How to Give a Pay Raise

Your employees are sure to smile with a well-deserved raise.
Your employees are sure to smile with a well-deserved raise. (Image: Jupiterimages/ Images)

When you are a manager, review time can be a challenging task. Part of the challenge is not only giving a fair and honest performance review, but a well-deserved pay raise if one is warranted. It can be a tricky budget balancing act to be able to afford to increase the pay for one or more of your employees. However, failing to reward good work with a pay raise might mean your valued employee will seek work elsewhere. Know the keys to how to give a pay raise to strike the right balance.

Things You'll Need

  • Budget
  • Performance report
  • Senior management guidance/approval (if necessary)

Find out how much money you have allocated to work with in your budget. This is especially challenging if you have more than one staff member and you can only work with a certain budget. Keep an open mind when budgeting. Allocating a budget is also based on the overall company's earning the previous year. The increased productivity is met when the employees work harder, so reward accordingly.

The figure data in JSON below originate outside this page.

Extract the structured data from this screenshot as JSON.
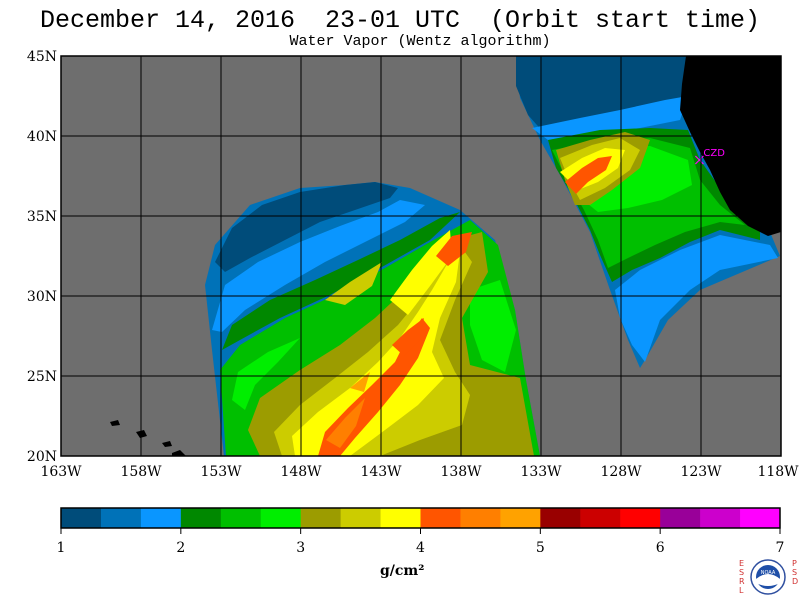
{
  "title": "December 14, 2016  23-01 UTC  (Orbit start time)",
  "subtitle": "Water Vapor (Wentz algorithm)",
  "map": {
    "lat_range": [
      20,
      45
    ],
    "lon_range": [
      -163,
      -118
    ],
    "lat_labels": [
      "45N",
      "40N",
      "35N",
      "30N",
      "25N",
      "20N"
    ],
    "lat_values": [
      45,
      40,
      35,
      30,
      25,
      20
    ],
    "lon_labels": [
      "163W",
      "158W",
      "153W",
      "148W",
      "143W",
      "138W",
      "133W",
      "128W",
      "123W",
      "118W"
    ],
    "lon_values": [
      -163,
      -158,
      -153,
      -148,
      -143,
      -138,
      -133,
      -128,
      -123,
      -118
    ],
    "no_data_color": "#6e6e6e",
    "land_color": "#000000",
    "station_label": "CZD",
    "station_color": "#ff00ff"
  },
  "colorbar": {
    "tick_labels": [
      "1",
      "2",
      "3",
      "4",
      "5",
      "6",
      "7"
    ],
    "tick_values": [
      1,
      2,
      3,
      4,
      5,
      6,
      7
    ],
    "units_label": "g/cm²",
    "colors": [
      "#004c7a",
      "#0072b8",
      "#0a96ff",
      "#008800",
      "#00bf00",
      "#00ee00",
      "#9c9c00",
      "#cccc00",
      "#ffff00",
      "#ff5500",
      "#ff7f00",
      "#ffa200",
      "#990000",
      "#cc0000",
      "#ff0000",
      "#990099",
      "#cc00cc",
      "#ff00ff"
    ]
  },
  "logo": {
    "left_letters": "ESRL",
    "right_letters": "PSD",
    "center": "NOAA"
  }
}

Allocate merit increases that are commensurate to performance. Allocate a higher pay raise to your stronger performers. Normally a 3 to 5 percent pay raise is in the acceptable range. For your weaker performers who show improvement from the previous year, but who still need to improve to be strong performers, you can allocate between 1 percent to 2 percent. For your worst performers, you do not have to give them a pay raise. This will give the message straight to their bottom line so they can strive for improvements next year.

Keep your strong performers happy and make sure that they get the raise that they deserve so that they will not leave you for greener pastures.

Evaluate your budget after giving the pay raises. If you have any left over on your budget, see if you can use the remaining dollars toward performance bonuses for your top performers.

Tips & Warnings

  • Do not talk about your employees pay raise allocation with other people.
  • Do not divulge to your employees about the planned raise you are giving if you haven't received the final approval yet, even if you already got a verbal approval, you need a final written approval to keep your bases covered for there can be last minute changes. Your credibility will be at stake if you are not careful.